“Should the cabin lose pressure, oxygen masks will drop from the overhead area. Please place the mask over your own mouth and nose before assisting others.”
Reciting the script in my head as it spins—the air is thin—I do as it says.
You do not move. You weep and say nothing, but your face asks, how could I choose to not first assist you? When that is what you would do?
When my mask is on, I ask you, what’s wrong? Why isn’t your mask on? I reach for it. You wave me away.
You say, “It’s fine. I’m just having a hard time.”
I ask you, what do you need?
“Nothing, nothing,” you say, passive-aggressively.
I say, please tell me if you do need anything.
(This is the wrong thing to say, apparently.)
You rip your mask down from the ceiling. You throw it on the ground. You stamp it with your feet. You grind it into the pattern of a low-pile carpet.
When I do not stop you, you unfasten your seatbelt. You lurch past me, the oxygen waning, and throw yourself into another row of passengers. You use your remaining air to sob, pointing back at our seats, “Did you see what she just did to me?”
They see me with the remains of your crumpled oxygen mask. That is all they need.
I stare, bewildered and breaking, suffering the glares of the other passengers and the flight crew as they struggle, too, to get a mask on you, and you, breathlessly, relay to them, too, your story of my betrayal.
When the plane lands, they bear you off on a stretcher and I commit the crime of walking off without you, on my own feet, a sin against codependency.
I hear you tell your story to the EMTs. I see that even you start to believe it’s true. You believe I was not there for you because I was not there in the way you wanted me to. Maybe I start to believe it, too. Would it not be better if we both deboarded on stretchers together?
Maybe I believe that, too, until one of the flight crew catches me to say, “I saw it all. I know you’re not to blame.” A wave of gratitude, a return to reality, but what is one person’s word against a Story?
I get my bags. I hail a ride. I leave the airport behind, but your story follows me.
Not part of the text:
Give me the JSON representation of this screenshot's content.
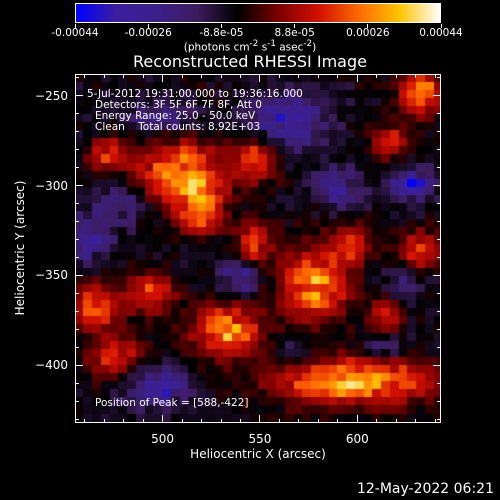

Versions of the story find me in invitations unresponded, in texts left on read, in long pauses, in awkward glances, in silence from friends. I can only guess at what you’ve said to them. Maybe I don’t want to know. Maybe the story started long ago and maybe I missed it. Maybe I am just telling stories, too. Maybe apologizing would make things go back to the way they were before. Maybe I am better off alone. Maybe there is nothing I can do about it now. Maybe I start to believe there was never anything I could do.
Maybe, maybe, maybe.
I asked you, what do you need? Maybe I start to believe you got what you needed exactly—a villain for your story.
Our stories are far less compelling when we admit we are our own antagonists, yes?
Maybe I start to believe, instead of sorry, you wish to hear congratulations. After all, you get to play the victim. Who’s to know what’s real, so tell your story with impunity. Tell it so many times even you believe it.
Tell them I clipped the mask strings.
Tell them I stabbed holes in the oxygen bag.
Tell them I cut off your hands.
Tell them I choked the air from your lungs.
If that is what you need, tell them.
I can be your villain.
That is the last thing I can do for you.
Credit where credit is due. This is based on a conversation I had with a good friend about feeling guilty over being there for yourself before you can be there for others, as demonstrated by the oxygen mask instructions, and applied to some other things I’m trying to suss out.